We spent a lot of time writing a full story and literally saying: ‘If this is who you are, you should go for this person and not for us’, because we look at it as doing a service for our clients.

With landing pages, we've had over 100% increase in signups, and we've had seven times the conversion on some of our other pages. We don't just look at trials, we're also going to look at ICP trials - the people that we want to sign up - and then also the qualifying leads, and how they turn into sales, and what that looks like later. There’s a lot of different pieces to it, we're optimizing their product pages right now.

It goes back to your original question: of what kind of impact CRO can have on your entire marketing? It really is having a huge impact on everything that we do, in terms of ads, and content, and web pages, and emails.

David Bain:

You mentioned ICP a few times, you mean Ideal Customer Profile, don't you?

Talia Wolf:

Yes.

David Bain:

Okay. That's great. I just want to dive into one specific element of what you said there, just to try and get a practical takeaway from it. You mentioned pricing pages. What is a typical mistake that companies make with their pricing pages? And what is the typical quick win that companies can make with that?

Talia Wolf:

It's not a quick win, but it's also a very important element. From what we’ve seen, and from my experience, the biggest mistake is that we overcomplicate things. We add more and more and more pieces to each pricing tier, and we end up saying a lot but saying nothing.

The mistake is that when someone looks at your pricing tiers, they can't immediately place themselves. What you want to do - with the name of the pricing plan, with the headline of the pricing plan, the subheading, and the different features - is actually say who it's for.

What we've done for our client is we essentially built a pricing plan - the different actual table - that allows you to see: if you're at this stage of your business, this is the plan you want to go for. But when you wanted to actually drill into details, we created a huge table with all the features, but instead of just dumping all the features on the page, we created sections. Each section would say, ‘You could get this result with these features: 1, 2, and 3’, ‘You could get this result with these features’.

We started pairing the value, and the result that people wanted, with the features. That's the mistake that I see: there's a lot of throwing features, there's a lot of shiny objects everywhere, but there isn't an easy way for people to identify what's right for them, and which is the right plan for them.

David Bain:

Great advice. Well, let's move on from what works now to planning for the future. So, in your opinion, what's the biggest marketing trend or challenge for marketers over the coming year?

Talia Wolf:

I don't think this is new, but the world is just overwhelmed with noise, and people that are trying to grab our attention. I think that's one of the biggest issues. What worked 10 minutes ago no longer works, and things that we did at the beginning - a year ago - definitely don't work anymore. That's because there's just so much noise out there. Everyone's trying to grab your attention with ads and notifications and emails, and there's just a lot of it.

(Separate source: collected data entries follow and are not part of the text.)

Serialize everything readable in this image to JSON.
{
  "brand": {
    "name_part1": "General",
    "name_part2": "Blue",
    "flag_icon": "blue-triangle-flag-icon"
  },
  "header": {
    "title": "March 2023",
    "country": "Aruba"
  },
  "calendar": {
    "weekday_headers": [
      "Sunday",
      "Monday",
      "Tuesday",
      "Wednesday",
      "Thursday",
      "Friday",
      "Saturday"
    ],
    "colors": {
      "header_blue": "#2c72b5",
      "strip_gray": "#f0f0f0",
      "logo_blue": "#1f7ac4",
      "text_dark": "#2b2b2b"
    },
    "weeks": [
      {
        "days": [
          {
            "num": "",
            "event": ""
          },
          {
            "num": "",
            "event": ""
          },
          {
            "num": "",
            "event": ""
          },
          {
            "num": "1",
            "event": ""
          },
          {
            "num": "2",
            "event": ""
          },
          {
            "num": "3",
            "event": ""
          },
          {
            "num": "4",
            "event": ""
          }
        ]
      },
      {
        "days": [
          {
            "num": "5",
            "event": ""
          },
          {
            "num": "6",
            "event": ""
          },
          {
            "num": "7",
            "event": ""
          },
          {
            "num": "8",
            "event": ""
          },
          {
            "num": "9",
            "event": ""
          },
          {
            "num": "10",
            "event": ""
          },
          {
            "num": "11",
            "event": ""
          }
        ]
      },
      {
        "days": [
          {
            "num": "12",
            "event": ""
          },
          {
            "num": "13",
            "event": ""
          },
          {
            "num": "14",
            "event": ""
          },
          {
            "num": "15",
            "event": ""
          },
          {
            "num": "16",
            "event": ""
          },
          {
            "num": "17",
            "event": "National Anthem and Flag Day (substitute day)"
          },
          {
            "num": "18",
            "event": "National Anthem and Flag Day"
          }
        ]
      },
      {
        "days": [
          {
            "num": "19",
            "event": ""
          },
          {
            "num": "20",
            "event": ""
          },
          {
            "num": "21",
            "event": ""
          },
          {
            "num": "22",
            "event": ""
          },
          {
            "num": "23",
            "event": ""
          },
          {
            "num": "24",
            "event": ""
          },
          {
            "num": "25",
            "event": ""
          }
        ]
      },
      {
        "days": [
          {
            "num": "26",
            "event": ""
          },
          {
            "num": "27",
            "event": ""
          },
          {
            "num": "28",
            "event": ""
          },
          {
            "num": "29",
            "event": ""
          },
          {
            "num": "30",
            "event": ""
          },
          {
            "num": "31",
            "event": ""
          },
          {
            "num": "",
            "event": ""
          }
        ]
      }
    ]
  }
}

One of the biggest issues is standing out in that crowded market. You're no longer just worried about your direct competitors, but everyone. Even the pizza delivery person that arrives at your door is a competitor because if you sent a notification, they opened it, and then they got a buzz to go to the door – they’ve forgotten. They've gone on. Fighting for attention is a big battle. It's been going on for a while, but I feel like it's getting bigger and bigger.

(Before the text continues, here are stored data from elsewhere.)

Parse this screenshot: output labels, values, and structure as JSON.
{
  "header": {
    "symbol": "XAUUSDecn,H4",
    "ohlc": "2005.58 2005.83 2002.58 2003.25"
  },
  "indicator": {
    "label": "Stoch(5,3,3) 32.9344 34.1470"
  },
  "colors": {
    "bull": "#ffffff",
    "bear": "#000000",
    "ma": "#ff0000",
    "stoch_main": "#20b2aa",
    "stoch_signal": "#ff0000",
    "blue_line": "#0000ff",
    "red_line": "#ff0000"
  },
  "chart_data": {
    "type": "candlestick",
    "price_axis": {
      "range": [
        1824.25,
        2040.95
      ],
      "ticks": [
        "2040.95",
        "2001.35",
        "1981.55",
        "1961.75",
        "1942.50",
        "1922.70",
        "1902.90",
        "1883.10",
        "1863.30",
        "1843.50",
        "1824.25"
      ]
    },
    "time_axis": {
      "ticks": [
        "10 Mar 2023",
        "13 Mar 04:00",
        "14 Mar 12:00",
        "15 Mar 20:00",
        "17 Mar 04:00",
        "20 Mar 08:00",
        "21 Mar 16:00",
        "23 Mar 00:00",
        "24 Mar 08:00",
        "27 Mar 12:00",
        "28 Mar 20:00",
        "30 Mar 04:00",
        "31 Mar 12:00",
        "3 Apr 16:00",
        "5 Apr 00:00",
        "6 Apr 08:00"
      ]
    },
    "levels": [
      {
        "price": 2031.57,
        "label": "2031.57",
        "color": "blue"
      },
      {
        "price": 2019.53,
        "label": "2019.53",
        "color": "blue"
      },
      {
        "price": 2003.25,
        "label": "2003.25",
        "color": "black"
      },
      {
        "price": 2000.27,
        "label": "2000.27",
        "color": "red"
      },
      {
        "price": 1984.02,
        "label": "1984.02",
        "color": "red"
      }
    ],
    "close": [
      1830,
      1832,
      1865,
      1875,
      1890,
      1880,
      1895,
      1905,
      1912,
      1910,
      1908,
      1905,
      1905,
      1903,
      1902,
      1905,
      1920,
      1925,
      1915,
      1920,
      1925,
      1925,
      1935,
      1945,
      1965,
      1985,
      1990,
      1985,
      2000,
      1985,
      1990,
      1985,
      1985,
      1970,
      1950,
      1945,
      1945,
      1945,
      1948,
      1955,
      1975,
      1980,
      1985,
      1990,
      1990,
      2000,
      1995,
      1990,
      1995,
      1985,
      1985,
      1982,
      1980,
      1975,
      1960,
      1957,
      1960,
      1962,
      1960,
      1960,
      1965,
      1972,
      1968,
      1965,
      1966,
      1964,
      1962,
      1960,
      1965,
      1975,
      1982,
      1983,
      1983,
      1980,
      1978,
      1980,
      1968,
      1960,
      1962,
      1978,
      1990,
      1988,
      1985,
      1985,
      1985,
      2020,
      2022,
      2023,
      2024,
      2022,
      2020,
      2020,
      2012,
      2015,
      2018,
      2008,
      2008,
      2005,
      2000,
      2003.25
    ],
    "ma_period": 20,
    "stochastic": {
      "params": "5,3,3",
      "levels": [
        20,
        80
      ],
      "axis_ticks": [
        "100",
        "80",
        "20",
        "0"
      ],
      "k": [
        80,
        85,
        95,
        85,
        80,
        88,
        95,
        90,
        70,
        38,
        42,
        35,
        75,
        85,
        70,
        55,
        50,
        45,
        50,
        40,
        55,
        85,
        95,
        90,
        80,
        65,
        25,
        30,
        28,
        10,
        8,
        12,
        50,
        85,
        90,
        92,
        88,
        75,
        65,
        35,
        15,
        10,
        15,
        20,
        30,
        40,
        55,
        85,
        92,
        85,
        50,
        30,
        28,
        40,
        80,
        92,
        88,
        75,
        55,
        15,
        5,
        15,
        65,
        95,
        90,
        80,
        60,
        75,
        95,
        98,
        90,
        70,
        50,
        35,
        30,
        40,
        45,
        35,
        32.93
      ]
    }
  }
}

I think that the solution to it - or the start of the solution to it - is really creating a space where you're speaking directly to your specific people. You're creating a community around you, and you're giving them value that makes them want to keep coming back to you. Because ultimately, there's always going to be someone that has better pricing or better features than you. There's going to be a new player next year, and you're not going to be able to outmaneuver them - especially if you're growing and they're small and agile, and they can move faster.

The only way to really separate yourself from that crowd and stand out is to speak to your customers and make it about them, and really put them in the center and make them the hero. That means putting their value above all in everything that you do. Attention, I think, is the biggest thing.

David Bain:

I've been your host, David Bain. You can find Talia Wolf over at getuplift.co. Talia, thanks so much for being on the Strategic Marketing Show.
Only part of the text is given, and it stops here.